GIP1 protein is a novel cofactor that regulates DNA-binding affinity of redox-regulated members of bZIP transcription factors involved in the early stages of Arabidopsis development.

Abstract

In response to environmental light signals, gene expression adjustments play an important role in regulation of photomorphogenesis. LHCB2.4 is among the genes responsive to light signals, and its expression is regulated by redox-regulated members of G-group bZIP transcription factors. The biochemical interrelations of GBF1-interacting protein 1 (GIP1) and the G-group bZIP transcription factors have been investigated. GIP1, previously shown to enhance DNA-binding activities of maize GBF1 and Arabidopsis GBF3, is a plant specific protein that reduces DNA-binding activity of AtbZIP16, AtbZIP68, and AtGBF1 under non-reducing conditions through direct physical interaction shown by the yeast two-hybrid and pull-down assays.

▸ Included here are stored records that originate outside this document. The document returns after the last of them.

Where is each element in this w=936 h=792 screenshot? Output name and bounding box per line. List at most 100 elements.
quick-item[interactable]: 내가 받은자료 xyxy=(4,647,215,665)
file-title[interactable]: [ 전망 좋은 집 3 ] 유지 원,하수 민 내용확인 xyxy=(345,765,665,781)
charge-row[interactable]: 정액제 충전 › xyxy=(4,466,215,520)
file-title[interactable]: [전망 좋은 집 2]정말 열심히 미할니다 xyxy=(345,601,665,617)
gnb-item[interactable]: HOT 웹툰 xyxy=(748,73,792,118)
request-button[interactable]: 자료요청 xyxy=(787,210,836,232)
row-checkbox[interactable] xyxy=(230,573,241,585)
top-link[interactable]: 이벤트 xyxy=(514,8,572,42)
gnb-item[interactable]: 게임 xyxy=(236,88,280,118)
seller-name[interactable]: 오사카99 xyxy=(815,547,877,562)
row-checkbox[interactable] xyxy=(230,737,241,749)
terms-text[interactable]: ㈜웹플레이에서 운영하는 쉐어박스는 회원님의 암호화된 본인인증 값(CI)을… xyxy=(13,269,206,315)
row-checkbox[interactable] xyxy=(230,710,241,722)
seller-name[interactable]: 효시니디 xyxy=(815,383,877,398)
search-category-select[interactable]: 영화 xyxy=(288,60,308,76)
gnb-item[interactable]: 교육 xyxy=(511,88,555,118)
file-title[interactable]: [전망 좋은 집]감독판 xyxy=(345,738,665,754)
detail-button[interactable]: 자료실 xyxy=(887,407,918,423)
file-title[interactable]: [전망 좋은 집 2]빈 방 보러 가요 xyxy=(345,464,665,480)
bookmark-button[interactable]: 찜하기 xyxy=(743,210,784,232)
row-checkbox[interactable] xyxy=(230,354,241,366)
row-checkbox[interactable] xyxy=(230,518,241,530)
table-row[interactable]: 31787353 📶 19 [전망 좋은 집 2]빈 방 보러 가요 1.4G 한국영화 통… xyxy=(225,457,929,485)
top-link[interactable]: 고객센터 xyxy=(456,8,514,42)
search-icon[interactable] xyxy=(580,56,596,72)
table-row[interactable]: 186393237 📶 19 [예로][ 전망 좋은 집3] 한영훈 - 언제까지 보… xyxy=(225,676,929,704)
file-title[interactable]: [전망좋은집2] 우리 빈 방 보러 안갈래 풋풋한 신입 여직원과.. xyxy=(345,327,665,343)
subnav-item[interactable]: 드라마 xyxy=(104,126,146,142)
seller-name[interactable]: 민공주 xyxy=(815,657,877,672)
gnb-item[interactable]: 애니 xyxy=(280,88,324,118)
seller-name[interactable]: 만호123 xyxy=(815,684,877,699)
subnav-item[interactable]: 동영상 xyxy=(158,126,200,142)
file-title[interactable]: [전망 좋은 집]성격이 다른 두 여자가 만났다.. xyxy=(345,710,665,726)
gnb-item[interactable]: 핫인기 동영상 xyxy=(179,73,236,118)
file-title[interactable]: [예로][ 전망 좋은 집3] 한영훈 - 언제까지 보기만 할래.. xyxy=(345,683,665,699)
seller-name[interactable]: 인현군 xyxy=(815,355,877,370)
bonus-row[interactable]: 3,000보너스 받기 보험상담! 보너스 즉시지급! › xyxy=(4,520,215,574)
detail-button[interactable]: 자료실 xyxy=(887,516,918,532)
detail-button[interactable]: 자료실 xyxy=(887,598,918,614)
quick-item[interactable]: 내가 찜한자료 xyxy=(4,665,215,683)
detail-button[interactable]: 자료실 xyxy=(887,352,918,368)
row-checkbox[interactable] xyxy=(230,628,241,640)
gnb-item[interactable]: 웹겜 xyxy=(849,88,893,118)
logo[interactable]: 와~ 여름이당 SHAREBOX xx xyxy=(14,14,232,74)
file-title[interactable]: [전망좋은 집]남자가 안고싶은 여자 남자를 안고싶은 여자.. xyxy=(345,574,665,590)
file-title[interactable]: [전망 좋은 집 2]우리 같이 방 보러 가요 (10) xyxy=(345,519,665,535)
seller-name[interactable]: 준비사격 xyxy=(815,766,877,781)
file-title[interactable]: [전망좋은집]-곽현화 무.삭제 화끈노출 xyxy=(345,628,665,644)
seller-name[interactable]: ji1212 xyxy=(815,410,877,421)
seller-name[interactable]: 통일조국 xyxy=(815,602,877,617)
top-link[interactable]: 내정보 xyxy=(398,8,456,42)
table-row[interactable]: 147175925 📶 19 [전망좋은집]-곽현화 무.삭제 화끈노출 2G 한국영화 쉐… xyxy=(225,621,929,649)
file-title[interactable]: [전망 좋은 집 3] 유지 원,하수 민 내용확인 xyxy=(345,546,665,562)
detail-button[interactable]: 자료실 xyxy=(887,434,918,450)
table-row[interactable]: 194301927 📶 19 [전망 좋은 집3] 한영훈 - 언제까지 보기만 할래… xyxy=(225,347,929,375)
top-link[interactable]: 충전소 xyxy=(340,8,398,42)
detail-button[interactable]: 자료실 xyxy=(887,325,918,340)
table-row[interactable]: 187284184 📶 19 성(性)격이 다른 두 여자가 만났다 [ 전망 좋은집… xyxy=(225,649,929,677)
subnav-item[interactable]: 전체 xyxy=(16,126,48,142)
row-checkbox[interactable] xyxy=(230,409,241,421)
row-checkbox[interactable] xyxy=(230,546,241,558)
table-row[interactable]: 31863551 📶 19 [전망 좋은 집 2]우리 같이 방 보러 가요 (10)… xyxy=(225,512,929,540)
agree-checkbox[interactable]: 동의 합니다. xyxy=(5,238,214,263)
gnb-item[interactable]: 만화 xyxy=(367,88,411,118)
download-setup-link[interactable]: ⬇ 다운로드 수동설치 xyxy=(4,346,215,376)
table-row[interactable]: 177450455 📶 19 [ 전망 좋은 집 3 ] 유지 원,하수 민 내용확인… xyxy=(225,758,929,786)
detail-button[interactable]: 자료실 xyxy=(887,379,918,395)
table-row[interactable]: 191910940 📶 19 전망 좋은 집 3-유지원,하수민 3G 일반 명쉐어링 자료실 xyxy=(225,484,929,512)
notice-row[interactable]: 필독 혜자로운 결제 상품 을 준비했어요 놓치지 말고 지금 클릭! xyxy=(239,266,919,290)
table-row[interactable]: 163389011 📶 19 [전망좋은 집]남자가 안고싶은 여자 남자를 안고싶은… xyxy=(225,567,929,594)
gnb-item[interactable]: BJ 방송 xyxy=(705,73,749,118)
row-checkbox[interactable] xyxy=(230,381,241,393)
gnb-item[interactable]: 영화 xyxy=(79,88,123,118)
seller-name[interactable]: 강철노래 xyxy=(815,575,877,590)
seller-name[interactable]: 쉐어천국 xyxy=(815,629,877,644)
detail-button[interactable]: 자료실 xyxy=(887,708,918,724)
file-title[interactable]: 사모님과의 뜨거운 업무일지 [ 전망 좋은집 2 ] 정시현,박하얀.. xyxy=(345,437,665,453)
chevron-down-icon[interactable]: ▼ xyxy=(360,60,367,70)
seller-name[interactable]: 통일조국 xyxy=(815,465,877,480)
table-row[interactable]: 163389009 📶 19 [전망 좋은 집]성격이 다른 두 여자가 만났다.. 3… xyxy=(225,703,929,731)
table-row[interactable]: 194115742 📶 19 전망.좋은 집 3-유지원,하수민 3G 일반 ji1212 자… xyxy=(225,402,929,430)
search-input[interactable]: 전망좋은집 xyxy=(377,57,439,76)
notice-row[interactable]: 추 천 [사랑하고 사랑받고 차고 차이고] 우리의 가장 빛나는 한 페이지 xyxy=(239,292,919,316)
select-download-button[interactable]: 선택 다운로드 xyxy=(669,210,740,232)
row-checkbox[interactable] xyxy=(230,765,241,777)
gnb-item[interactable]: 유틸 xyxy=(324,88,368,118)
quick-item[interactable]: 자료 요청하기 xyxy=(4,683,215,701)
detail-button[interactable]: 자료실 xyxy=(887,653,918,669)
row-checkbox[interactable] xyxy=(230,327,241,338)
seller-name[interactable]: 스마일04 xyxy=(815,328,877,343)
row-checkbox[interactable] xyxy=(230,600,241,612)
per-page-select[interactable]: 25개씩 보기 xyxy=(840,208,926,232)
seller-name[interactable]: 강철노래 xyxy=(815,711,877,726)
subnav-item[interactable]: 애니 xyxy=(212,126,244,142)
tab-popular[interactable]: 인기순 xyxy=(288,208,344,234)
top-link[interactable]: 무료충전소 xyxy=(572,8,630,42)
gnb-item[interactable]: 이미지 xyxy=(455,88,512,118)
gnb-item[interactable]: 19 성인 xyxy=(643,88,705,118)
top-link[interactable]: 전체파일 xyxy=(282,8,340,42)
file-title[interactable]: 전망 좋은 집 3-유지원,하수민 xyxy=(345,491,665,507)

Fluorescence microscopy studies using cyan fluorescent protein (CFP)-fusion protein indicate that GIP1 is exclusively localized in the nucleus. Under non- reducing conditions, GIP1 exhibits predominantly high molecular weight forms, whereas it predominates in low molecular weight monomers under reducing conditions. While reduced GIP1 induced formation of DNA-protein complexes of G-group bZIPs, oxidized GIP1 decreased the amount of those complexes and instead induced its chaperone function suggesting functional switching from redox to chaperone activity. Finally analysis of transgenic plants overexpressing GIP1 revealed that GIP1 is a negative co-regulator in red and blue light mediated hypocotyl elongation. By regulating the repression effect by bZIP16 and the activation effect by bZIP68 and GBF1 on LHCB2.4 expression, GIP1 functions to promote hypocotyl elongation during the early stages of Arabidopsis seedling development.